Oil Boom Boys

Photographs & Text By: Chris Rusanowsky


North Dakota has become the center of conversation for a more energy-efficient move for the United States. With the discovery of oil in "The Bakken Shale" and hydraulic fracing, people from all over the country migrated to the rural towns of North Dakota. The rumors almost hard to believe that you could make six-figures as a roughneck attracted most of the new occupants. The majority of the oil field workers were male and would find themselves living in overpriced "man camps" provided by oil companies. The struggles of depression, fatigue, and below zero weather would make or break these men's charter.


I was 24; my truck was packed with clothing and camera equipment. I was looking for adventure, looking for a story. I ended up in The Bakken, the center of the North Dakota Oil Boom. My approach to cover the men in the oil fields would be from personal experience, for I was looking to tell how young Americans who traveled from all over were searching for opportunity. I was hired to work at a frac sand storage facility that stored and loaded semi-trucks with a critical ingredient for hydraulic fracking. I felt the only way I could understand these men in The Bakken was to work alongside them.


The night shift was cold, lonely, but the one thing that kept you going was the other men around you. Almost every night, equipment would break, and production could not stop; millions of dollars were at risk. You were a gear in a machine that is hunting for black gold. To many of us, young men, this was our first time working with heavy machinery. Too many of us, it was our first time out of our parent's house. The money was good, and the work was hard; it was something many fathers would have been proud of seeing their sons do—a real American dream.

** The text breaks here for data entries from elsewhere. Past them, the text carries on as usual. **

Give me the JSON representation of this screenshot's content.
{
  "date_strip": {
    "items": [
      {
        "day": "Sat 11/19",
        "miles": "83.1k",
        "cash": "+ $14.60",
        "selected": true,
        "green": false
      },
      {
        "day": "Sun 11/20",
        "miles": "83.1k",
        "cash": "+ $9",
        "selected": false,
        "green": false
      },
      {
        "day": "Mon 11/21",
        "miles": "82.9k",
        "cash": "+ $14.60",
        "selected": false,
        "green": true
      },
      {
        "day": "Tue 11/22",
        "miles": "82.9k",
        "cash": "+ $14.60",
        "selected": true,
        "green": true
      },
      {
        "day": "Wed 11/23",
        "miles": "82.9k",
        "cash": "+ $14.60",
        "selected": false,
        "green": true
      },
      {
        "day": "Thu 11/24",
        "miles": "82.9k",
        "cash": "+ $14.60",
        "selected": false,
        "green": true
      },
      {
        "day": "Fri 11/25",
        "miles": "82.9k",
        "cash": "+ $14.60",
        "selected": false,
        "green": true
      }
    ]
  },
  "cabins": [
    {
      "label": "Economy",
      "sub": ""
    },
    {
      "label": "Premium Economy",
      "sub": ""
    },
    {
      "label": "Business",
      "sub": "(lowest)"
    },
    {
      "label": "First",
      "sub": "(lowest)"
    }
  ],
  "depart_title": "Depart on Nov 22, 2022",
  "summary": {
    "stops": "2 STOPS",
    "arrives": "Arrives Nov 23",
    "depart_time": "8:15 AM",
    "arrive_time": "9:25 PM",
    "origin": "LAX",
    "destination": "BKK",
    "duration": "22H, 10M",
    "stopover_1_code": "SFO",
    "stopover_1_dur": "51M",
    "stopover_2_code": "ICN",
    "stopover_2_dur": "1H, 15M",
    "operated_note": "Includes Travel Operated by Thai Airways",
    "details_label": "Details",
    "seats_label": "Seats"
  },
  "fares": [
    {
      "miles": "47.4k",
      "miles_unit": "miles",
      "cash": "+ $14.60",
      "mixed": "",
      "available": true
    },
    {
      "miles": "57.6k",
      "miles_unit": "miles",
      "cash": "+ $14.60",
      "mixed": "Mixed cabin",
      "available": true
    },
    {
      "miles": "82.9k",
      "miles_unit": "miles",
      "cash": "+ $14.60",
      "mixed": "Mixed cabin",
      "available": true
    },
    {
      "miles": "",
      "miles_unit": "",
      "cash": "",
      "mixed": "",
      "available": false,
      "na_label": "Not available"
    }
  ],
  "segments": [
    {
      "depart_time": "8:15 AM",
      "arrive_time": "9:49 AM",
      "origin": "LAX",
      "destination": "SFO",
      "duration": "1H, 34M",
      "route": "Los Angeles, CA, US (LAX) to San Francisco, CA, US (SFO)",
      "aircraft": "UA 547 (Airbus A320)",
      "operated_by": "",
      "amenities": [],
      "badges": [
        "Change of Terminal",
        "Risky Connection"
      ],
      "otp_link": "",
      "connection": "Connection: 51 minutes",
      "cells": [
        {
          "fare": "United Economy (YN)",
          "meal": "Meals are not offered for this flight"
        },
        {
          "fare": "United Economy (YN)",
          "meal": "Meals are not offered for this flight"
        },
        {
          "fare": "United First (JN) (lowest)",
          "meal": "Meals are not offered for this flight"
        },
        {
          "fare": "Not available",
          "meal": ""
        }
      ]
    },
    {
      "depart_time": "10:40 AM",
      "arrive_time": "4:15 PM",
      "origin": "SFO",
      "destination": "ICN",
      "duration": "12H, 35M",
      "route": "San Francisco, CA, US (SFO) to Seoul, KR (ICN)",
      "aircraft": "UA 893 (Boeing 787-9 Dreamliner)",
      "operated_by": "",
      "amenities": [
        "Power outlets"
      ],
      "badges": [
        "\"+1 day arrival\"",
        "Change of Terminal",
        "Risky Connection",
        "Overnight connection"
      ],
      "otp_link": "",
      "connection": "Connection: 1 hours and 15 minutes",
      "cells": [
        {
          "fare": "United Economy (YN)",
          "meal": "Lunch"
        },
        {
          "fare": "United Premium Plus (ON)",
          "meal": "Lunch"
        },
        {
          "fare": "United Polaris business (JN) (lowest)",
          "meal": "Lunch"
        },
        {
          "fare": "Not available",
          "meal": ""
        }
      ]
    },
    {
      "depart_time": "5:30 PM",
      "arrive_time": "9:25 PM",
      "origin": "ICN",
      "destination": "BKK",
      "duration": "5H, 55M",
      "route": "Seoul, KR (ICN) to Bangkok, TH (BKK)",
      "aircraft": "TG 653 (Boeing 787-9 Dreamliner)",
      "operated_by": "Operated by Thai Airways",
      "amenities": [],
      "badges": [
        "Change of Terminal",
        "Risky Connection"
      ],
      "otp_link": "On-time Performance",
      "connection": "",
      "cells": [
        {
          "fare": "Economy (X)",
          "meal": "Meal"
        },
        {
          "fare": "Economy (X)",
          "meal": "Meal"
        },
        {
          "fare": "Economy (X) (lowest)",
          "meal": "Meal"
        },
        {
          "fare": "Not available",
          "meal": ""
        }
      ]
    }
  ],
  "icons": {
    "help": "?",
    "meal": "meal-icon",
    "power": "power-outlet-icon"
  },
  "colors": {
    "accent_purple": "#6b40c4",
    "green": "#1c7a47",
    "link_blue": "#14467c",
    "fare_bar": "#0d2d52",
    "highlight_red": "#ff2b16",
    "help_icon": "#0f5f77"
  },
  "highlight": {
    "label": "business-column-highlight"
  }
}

The land of Nort Dakota was not the most friendly of places. Many of us workers would experience challenges that we did not aspect to see, and these challenges had nothing to do with work. The Bakken was mainly a population of men; a small population of women worked in The Bakken, which created an environment of competition, aggression, and loneliness. People need companionship, and when they can't find it with a relationship with the opposite sex or a family member, they find it with the ones around them. My story is focused on this brotherhood and being allowed to love a stranger as your brother. A frac sand worker named Jeremy Fyfe explained in an interview, "It is like I have family, not friends."


These photographs don't show oil; they don't show industry production. These photographs show a human connection with men and the land. Moments collected together that documents a time where you had to seek the opportunity to start a life in this country, a moment where Americans came together to achieve a goal. These moments are of sons, brothers, young fathers, and boys who will later become men.


I still carry little things after two years from the oil boom, but most have been buried with six years of memories and experiences. The one thing that will never leave my memory is of the men I met on The Bakken's long cold nights.